INTERVIEW: Arsenal & England star Leah Williamson talks about a hectic 2015

Leah Williamson appears incredibly assured for an 18-year-old who has recently been thrust into the media spotlight. She’s confident and speaks well, but more striking than anything else – clearly has her feet firmly on the ground. Rich Laverty spoke to the teenager in May about her remarkable rise…

Williamson grew up in Milton Keynes, where she still lives with her family, who make sure she gets to and from Arsenal’s London Colney training ground on a daily basis. The teenager is Arsenal through and through, joining the club in 2006 at the age of just nine-years-old. It’s only 12 months since she made her debut for the club and she’s come an incredibly long way in such a short period of time.

Idolising Arsenal legend Kelly Smith, Williamson was once a mascot with Smith for England many years ago – standing alongside a player who was part of the dominant Arsenal side before the days of the FA Women’s Super League. Smith is now a teammate of Williamson, a partner in midfield and undoubtedly a mentor off the pitch. It’s clear that no matter how fast things are moving, the midfielder has a good team of people around her, supporting her every move.

Williamson was really thrust into the limelight in April during England’s qualifier for the European U19 Championships. An expert penalty taker, she stepped up in the last minute of a match against Norway to secure England’s path to the finals. But, a horrific refereeing error after encroachment saw Norway receive a free-kick, rather than England being allowed to retake.

After several appeals, it was agreed the game would restart days later, from the penalty spot, with all the pressure firmly on Williamson’s shoulders. All the news was focused on her, Sky Sports showed the moment live, but the 18-year-old never looked like missing. Despite a huge amount of pressure and expectation heaped on her shoulders, Williamson says she felt relatively calm, despite the painstaking wait.

“It was the afternoon of the day before. I’d rushed off to the appeal and thought that would be that, but they told me it would be retaken. It was the most bizarre thing ever. We’d been joking about it, but we didn’t think it would come to that. I just tried to sleep it off, people said don’t think about it, but there’s no way you can’t to be honest. It was the longest run up to a penalty in history!”

In the space of six months, life has taken off for Williamson. She was nominated the FA WSL Continental Cup Player of the Year, ahead of established stars such as Toni Duggan, Jess Clarke and Ji So-Yun.

Then came the England Women’s Youth Player of the Year, followed by the PFA Young Women’s Player of the Year award in April. Even on stage in front of her family, her peers and the likes of Eden Hazard and Wayne Rooney, Williamson looked and spoke like she belonged.

So how exactly has she kept her head straight?

“A director at Arsenal once told me it’s like being a sponge, you have to absorb everything around you. I will always remember that.”

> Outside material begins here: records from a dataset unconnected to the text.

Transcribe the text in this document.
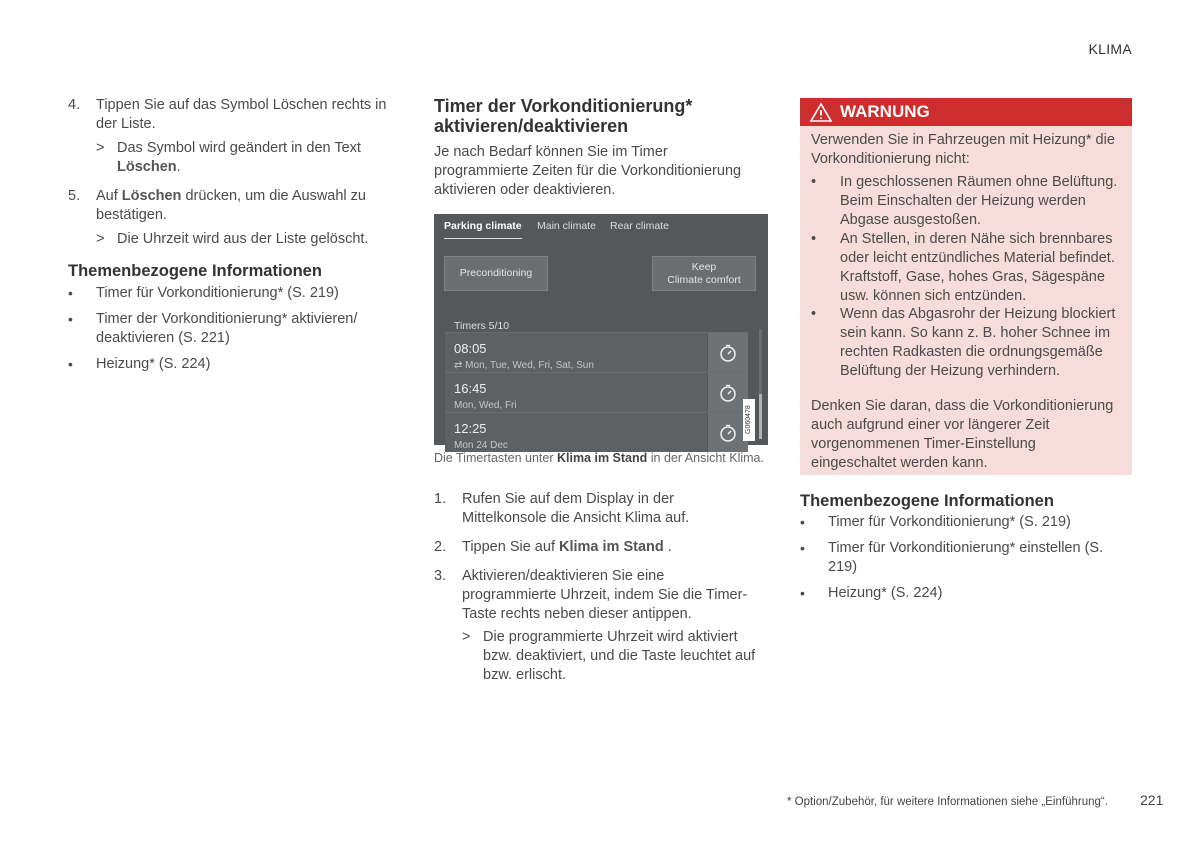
KLIMA
4. Tippen Sie auf das Symbol Löschen rechts in der Liste.
> Das Symbol wird geändert in den Text Löschen.
5. Auf Löschen drücken, um die Auswahl zu bestätigen.
> Die Uhrzeit wird aus der Liste gelöscht.
Themenbezogene Informationen
• Timer für Vorkonditionierung* (S. 219)
• Timer der Vorkonditionierung* aktivieren/ deaktivieren (S. 221)
• Heizung* (S. 224)
Timer der Vorkonditionierung*
aktivieren/deaktivieren
Je nach Bedarf können Sie im Timer programmierte Zeiten für die Vorkonditionierung aktivieren oder deaktivieren.
Parking climate Main climate Rear climate
Preconditioning
Keep
Climate comfort
Timers 5/10
08:05
⇄ Mon, Tue, Wed, Fri, Sat, Sun
16:45
Mon, Wed, Fri
12:25
Mon 24 Dec
G060478
Die Timertasten unter Klima im Stand in der Ansicht Klima.
1. Rufen Sie auf dem Display in der Mittelkonsole die Ansicht Klima auf.
2. Tippen Sie auf Klima im Stand .
3. Aktivieren/deaktivieren Sie eine programmierte Uhrzeit, indem Sie die Timer-Taste rechts neben dieser antippen.
> Die programmierte Uhrzeit wird aktiviert bzw. deaktiviert, und die Taste leuchtet auf bzw. erlischt.
WARNUNG
Verwenden Sie in Fahrzeugen mit Heizung* die Vorkonditionierung nicht:
• In geschlossenen Räumen ohne Belüftung. Beim Einschalten der Heizung werden Abgase ausgestoßen.
• An Stellen, in deren Nähe sich brennbares oder leicht entzündliches Material befindet. Kraftstoff, Gase, hohes Gras, Sägespäne usw. können sich entzünden.
• Wenn das Abgasrohr der Heizung blockiert sein kann. So kann z. B. hoher Schnee im rechten Radkasten die ordnungsgemäße Belüftung der Heizung verhindern.
Denken Sie daran, dass die Vorkonditionierung auch aufgrund einer vor längerer Zeit vorgenommenen Timer-Einstellung eingeschaltet werden kann.
Themenbezogene Informationen
• Timer für Vorkonditionierung* (S. 219)
• Timer für Vorkonditionierung* einstellen (S. 219)
• Heizung* (S. 224)
* Option/Zubehör, für weitere Informationen siehe „Einführung“. 221
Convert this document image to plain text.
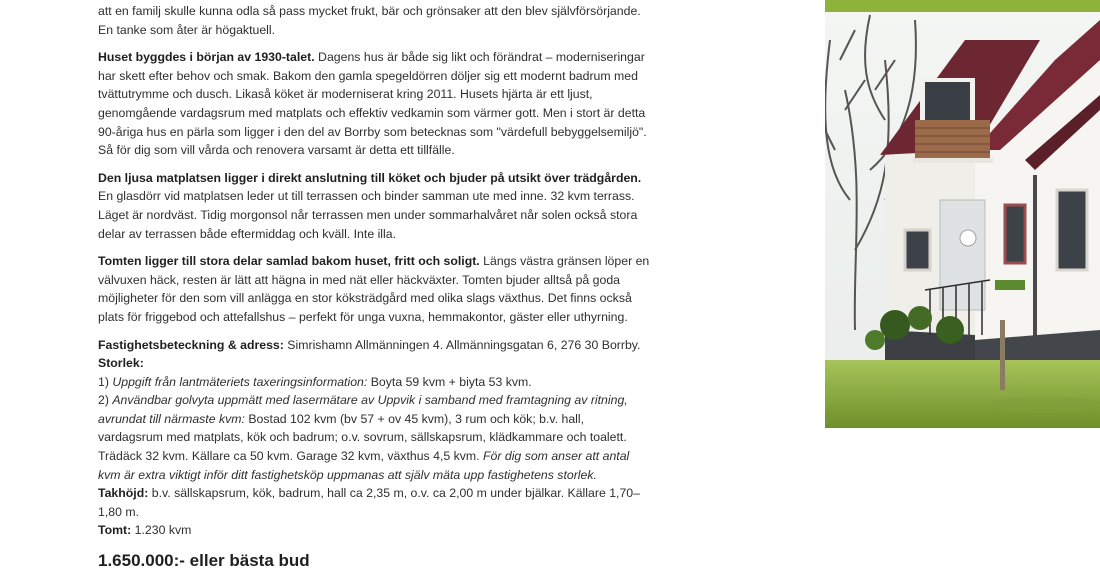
att en familj skulle kunna odla så pass mycket frukt, bär och grönsaker att den blev självförsörjande. En tanke som åter är högaktuell.

Huset byggdes i början av 1930-talet. Dagens hus är både sig likt och förändrat – moderniseringar har skett efter behov och smak. Bakom den gamla spegeldörren döljer sig ett modernt badrum med tvättutrymme och dusch. Likaså köket är moderniserat kring 2011. Husets hjärta är ett ljust, genomgående vardagsrum med matplats och effektiv vedkamin som värmer gott. Men i stort är detta 90-åriga hus en pärla som ligger i den del av Borrby som betecknas som "värdefull bebyggelsemiljö". Så för dig som vill vårda och renovera varsamt är detta ett tillfälle.

Den ljusa matplatsen ligger i direkt anslutning till köket och bjuder på utsikt över trädgården. En glasdörr vid matplatsen leder ut till terrassen och binder samman ute med inne. 32 kvm terrass. Läget är nordväst. Tidig morgonsol når terrassen men under sommarhalvåret når solen också stora delar av terrassen både eftermiddag och kväll. Inte illa.

Tomten ligger till stora delar samlad bakom huset, fritt och soligt. Längs västra gränsen löper en välvuxen häck, resten är lätt att hägna in med nät eller häckväxter. Tomten bjuder alltså på goda möjligheter för den som vill anlägga en stor köksträdgård med olika slags växthus. Det finns också plats för friggebod och attefallshus – perfekt för unga vuxna, hemmakontor, gäster eller uthyrning.

Fastighetsbeteckning & adress: Simrishamn Allmänningen 4. Allmänningsgatan 6, 276 30 Borrby.

Storlek:

1) Uppgift från lantmäteriets taxeringsinformation: Boyta 59 kvm + biyta 53 kvm.

2) Användbar golvyta uppmätt med lasermätare av Uppvik i samband med framtagning av ritning, avrundat till närmaste kvm: Bostad 102 kvm (bv 57 + ov 45 kvm), 3 rum och kök; b.v. hall, vardagsrum med matplats, kök och badrum; o.v. sovrum, sällskapsrum, klädkammare och toalett. Trädäck 32 kvm. Källare ca 50 kvm. Garage 32 kvm, växthus 4,5 kvm. För dig som anser att antal kvm är extra viktigt inför ditt fastighetsköp uppmanas att själv mäta upp fastighetens storlek.

Takhöjd: b.v. sällskapsrum, kök, badrum, hall ca 2,35 m, o.v. ca 2,00 m under bjälkar. Källare 1,70–1,80 m.

Tomt: 1.230 kvm

1.650.000:- eller bästa bud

Williamson is certainly not one for worrying about the past: everything is about the future, about improvement. She couldn’t be coming into the professional women’s game at a better time. Professional contracts are falling into the hands of many FA WSL players, live games are being shown on TV and attention on the game is at an all-time high. The Arsenal midfielder simply believes there isn’t enough time to dwell on what’s in the past.

“Things quieten down, but then new things come up and there’s something fresh to focus on. I never take my foot off the pedal. I put one thing behind me and focus on the next thing; there’s always a goal. It’s my second year in the FA WSL so things have moved quickly.

“You can always learn; you have to come out of a training session knowing what you’ve achieved. To make sure you have goals and that you always have something to aim for. Otherwise you can go for years and never progress. There won’t always be someone behind you to push you along, but I wouldn’t have it any other way!”

Whilst further progress will surely see her receive attention from other FA WSL clubs, Williamson is clearly exactly where she wants to be. Her family are huge Arsenal fans and the player has said it would feel strange to wear another kit. Whilst the Gunners aren’t yet the dominant force they once were, she is under the wings of experienced players like Smith and Alex Scott and has been fortunate enough to grow up around close friends in the game such as Carla
Humphrey.

Scott herself paid the highest tribute to Williamson lately, suggesting she could go on to become “one of the best in the game.” Williamson admits it’s a nice thing to hear.

“Confidence always helps, it’s important to have that. Things aren’t always going to go well, so it’s always good to hear things like that, it picks you up. You never want to look back and be the person who could have been.”

For the time being, she’s looking forward to a trip to Israel this summer for the European U19 Championships, a position secured thanks to that dramatic penalty last month. But, with a rapid rise to fame and unquestionable talent, it is only a matter of time before the teenager makes the step up to the first team.

“I suppose I would never say anything is off the table, but you have to be realistic. It would have been fantastic to get a call-up for Canada, but there are more achievable goals, like Euro 2017. Fortunately I’m still at an age where I can still play in the youth tournaments and they’re great, but there’s always something to aim at.”